Dinner—delayed Christmas dinner of “American milk-fed capon” at McMasters’ house. All talk of the new airport being built at Bacolod to accommodate large bombers. Since Manila and most of the island of Luzon is in hands of the Japs there is no landing field for American bombers when they come. This island chosen for base is between Manila and Davao at the extreme south, where Japs have also landed in great numbers. News that Sir Archibald Wavell has been placed in command of all Far Eastern forces is a blow to every American here. We feel that Roosevelt has sold out to Churchill. Evidently it was for the purpose (sole purpose) of having a British in command in the Far East that he flew to Washington. This means, we Americans in the P.I.’s feel, that the American fleet and planes will be called to save Singapore (and British women and children there) and pass by the Philippines and the American women and children trapped here. Churchill stated repeatedly in his talks in the U.S., “Singapore must be saved at any cost,” and then began to apologize for British defeats in the Far East by boasting of their accomplishments in Libya. I am quite bitter about the action of Mr. Roosevelt and toward our British allies who have led him away from what, we Americans have been made to feel, is the responsibility of our government.

Will General Brett and Adm. Hart (Americans who will be in command under “Sir Archibald,” as the under has been emphasized in all British broadcasts) bow and call him “Your Lordship,” “Your honor,” and back out of his presence?
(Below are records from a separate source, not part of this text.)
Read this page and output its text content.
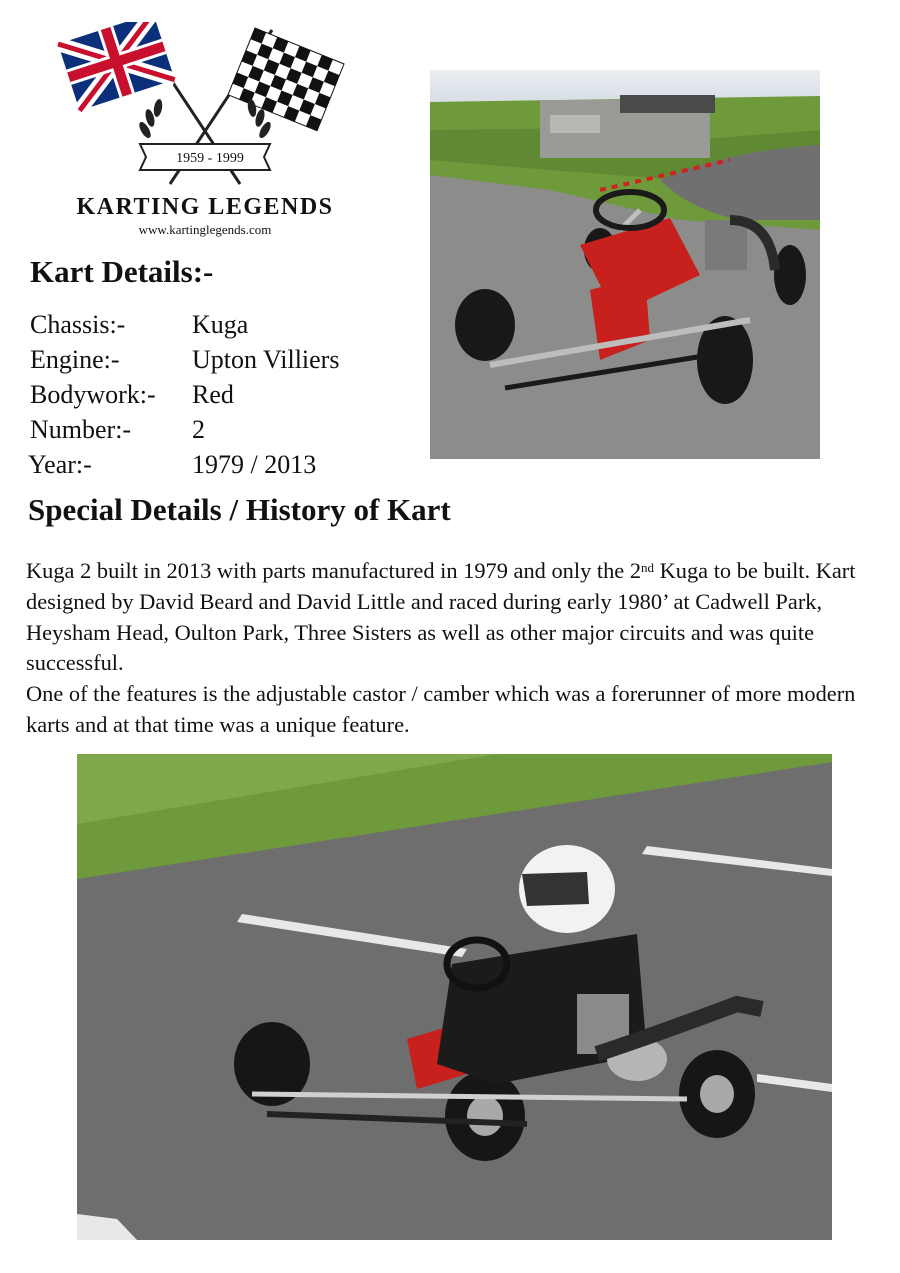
1959 - 1999
KARTING LEGENDS
www.kartinglegends.com
Kart Details:-
Chassis:-	Kuga
Engine:-	Upton Villiers
Bodywork:- Red
Number:- 2
Year:-	1979 / 2013
Special Details / History of Kart

Kuga 2 built in 2013 with parts manufactured in 1979 and only the 2nd Kuga to be built. Kart designed by David Beard and David Little and raced during early 1980’ at Cadwell Park, Heysham Head, Oulton Park, Three Sisters as well as other major circuits and was quite successful.

One of the features is the adjustable castor / camber which was a forerunner of more modern karts and at that time was a unique feature.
Imagine!!! Sir Archibald’s appointment is a double disappointment because of his record of defeats in Libya and his demotion, and the wide publicity given his failure when he was sent to command the then quiet Indian forces to get him from firing lines. After admitting he is not a strategist—but of noble lineage and should not have his family’s name belittled—we, the United States become a scapegoat and let him be put in command of us to build Sir A.’s prestige again. (I read Time and Life at the time of Sir A’s demotion and his record of military failure.) Yes, it is a bitter dose to take. The approval of this appointment by Roosevelt has caused more of a feeling of defeatism in the P.I. than the capture of Manila by the Japanese. We have kept stout hearts thinking confidently, daily, that help was on the way to us. Now we feel that while we go without food and suffer humiliation at the hands of the Japs, American aid will pass us by for British territory. How could you do this, Mr. Roosevelt? Are there no good American generals? Not one good enough to take the Far Eastern command when our great nation—the “greatest on earth,” the “arsenal for all the democracies’—puts her whole weight into the fight?